2 thoughts on “Hemingway — more on the break-up

  1. I woke up at 5 am to a very large moon and a message in my head: “Write this down: what is it about Hemingway (this dialogue that Frank is having) that is meaningful to you? After going back to sleep and waking later (much later), I was not surprised there were several topics in today’s post that were just that: meaningful. One of them to no surprise is the impact of the ripples we make, as you have before noted well Frank, mostly unknown to our 3D consciousness.

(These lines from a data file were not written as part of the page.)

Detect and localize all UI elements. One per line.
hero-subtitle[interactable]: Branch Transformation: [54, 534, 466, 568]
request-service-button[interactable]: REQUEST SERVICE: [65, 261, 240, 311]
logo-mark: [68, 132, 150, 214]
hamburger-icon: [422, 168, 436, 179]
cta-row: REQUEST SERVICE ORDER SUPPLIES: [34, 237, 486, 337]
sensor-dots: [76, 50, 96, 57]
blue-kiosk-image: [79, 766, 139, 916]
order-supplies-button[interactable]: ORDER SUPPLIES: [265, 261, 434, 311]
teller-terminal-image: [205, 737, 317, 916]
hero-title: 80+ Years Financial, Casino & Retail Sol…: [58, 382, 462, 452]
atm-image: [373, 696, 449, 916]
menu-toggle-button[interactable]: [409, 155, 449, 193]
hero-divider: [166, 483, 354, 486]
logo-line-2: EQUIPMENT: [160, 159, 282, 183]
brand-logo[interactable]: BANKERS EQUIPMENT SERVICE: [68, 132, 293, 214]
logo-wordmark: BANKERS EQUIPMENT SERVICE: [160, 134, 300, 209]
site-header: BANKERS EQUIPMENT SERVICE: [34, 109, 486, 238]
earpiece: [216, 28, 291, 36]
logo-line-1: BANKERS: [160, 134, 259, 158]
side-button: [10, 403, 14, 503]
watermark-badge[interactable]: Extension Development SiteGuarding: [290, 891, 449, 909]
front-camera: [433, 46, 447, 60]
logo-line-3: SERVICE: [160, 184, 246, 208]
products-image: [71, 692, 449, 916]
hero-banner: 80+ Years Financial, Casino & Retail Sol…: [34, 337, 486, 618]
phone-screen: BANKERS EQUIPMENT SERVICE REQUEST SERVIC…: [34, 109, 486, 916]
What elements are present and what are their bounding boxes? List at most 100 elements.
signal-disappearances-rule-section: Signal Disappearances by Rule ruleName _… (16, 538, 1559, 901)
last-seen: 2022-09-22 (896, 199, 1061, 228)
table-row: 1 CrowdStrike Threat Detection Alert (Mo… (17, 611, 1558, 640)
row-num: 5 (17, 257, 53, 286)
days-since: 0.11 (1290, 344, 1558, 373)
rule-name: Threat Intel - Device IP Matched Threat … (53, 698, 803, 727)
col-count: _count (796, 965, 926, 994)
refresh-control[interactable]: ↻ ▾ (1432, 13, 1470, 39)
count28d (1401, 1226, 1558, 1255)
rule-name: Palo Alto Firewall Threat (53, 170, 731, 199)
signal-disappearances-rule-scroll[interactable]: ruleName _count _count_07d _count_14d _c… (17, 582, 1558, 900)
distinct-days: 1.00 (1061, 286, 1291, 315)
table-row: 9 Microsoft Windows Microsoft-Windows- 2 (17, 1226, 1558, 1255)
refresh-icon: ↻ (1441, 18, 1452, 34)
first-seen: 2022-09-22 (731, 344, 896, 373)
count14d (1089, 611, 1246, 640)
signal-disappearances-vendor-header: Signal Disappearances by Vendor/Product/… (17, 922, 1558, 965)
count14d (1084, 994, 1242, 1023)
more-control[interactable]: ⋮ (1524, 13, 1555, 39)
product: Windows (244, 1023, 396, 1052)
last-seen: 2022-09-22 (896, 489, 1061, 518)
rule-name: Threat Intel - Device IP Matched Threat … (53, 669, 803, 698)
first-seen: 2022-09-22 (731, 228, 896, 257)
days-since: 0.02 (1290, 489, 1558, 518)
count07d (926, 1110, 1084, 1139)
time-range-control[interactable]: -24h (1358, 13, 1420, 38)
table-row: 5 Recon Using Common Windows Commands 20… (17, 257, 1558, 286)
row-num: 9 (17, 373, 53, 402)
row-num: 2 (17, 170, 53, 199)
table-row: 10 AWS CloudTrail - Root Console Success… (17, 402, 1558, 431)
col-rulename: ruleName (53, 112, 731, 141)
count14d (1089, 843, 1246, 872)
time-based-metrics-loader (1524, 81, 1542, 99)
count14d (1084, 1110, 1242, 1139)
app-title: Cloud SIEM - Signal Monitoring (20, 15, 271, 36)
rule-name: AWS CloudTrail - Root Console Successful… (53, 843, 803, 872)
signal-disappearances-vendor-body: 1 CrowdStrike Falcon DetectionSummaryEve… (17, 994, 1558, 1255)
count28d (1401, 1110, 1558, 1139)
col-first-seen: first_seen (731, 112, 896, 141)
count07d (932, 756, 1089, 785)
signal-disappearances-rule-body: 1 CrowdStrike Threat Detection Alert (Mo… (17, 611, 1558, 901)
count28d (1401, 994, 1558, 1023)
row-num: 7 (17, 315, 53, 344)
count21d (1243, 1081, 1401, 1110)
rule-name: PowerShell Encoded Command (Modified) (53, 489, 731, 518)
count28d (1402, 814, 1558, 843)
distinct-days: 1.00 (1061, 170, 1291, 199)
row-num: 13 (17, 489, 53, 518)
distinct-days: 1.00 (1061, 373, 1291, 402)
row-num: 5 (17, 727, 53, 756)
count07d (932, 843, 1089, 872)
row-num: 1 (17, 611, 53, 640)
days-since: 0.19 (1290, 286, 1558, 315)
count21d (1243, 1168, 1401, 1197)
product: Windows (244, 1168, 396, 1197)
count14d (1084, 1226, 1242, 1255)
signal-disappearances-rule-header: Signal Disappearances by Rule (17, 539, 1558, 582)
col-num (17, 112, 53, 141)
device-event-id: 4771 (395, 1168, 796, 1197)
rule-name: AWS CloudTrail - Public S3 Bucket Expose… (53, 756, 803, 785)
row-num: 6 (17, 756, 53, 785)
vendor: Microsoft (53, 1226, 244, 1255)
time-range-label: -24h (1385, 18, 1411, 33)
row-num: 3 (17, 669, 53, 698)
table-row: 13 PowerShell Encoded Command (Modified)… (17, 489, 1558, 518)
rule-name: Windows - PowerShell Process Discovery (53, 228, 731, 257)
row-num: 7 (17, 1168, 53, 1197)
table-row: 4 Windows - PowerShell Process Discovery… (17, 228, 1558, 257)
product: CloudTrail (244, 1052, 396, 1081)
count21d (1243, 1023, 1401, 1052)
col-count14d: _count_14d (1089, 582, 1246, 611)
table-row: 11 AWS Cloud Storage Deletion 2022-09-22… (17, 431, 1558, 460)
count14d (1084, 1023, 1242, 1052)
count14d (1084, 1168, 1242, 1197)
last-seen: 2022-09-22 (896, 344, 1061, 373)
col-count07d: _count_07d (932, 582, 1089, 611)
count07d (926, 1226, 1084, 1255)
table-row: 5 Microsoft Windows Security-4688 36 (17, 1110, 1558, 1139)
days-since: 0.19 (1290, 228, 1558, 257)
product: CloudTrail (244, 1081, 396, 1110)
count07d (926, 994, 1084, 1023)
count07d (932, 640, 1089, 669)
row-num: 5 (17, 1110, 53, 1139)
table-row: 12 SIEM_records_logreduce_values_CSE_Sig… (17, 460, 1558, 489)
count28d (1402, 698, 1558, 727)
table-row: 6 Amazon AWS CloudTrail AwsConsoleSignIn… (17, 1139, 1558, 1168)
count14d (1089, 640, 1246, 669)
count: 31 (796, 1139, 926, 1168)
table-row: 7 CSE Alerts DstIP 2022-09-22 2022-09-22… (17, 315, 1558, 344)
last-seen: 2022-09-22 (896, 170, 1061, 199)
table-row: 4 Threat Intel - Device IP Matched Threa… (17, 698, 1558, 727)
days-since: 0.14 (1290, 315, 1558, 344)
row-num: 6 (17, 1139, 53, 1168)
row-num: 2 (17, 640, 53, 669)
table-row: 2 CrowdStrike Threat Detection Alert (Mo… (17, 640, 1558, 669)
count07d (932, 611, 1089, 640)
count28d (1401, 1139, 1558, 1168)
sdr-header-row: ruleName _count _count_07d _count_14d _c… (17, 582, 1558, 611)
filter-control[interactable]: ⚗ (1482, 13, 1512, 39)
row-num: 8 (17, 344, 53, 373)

    In my opinion, there is a very interesting and positive effort taking place. In the non-3D exists knowledge and intelligence that wants to be known to us in our 3D environment. We are gradually edging toward a greater ability to comprehend it. We are attracting each other; that is, the knowledge and the desire to know it, and both sides are challenged to find bridges between our limited abilities to understand and comprehend, and the complexity of the information and the context of it that is beyond our experience.

    I understand well the reality of “you can’t relate to what you can’t relate to”, but I also believe we can challenge ‘both sides” of ourselves to working on bridging this gap.

    The more bridges, the better.
    John

    1. I think what’s happening is that a concerted effort from the non-3D side is leading to cooperation among us in 3D, with the result of brining into existence the cross-correspondences sought for by an earlier generation of psi researchers as proof of survival. But rather than wasting our time trying to prove the obvious, we can further the deeper agenda which may or may not be limited to creating a more linked-up model of human 3D life.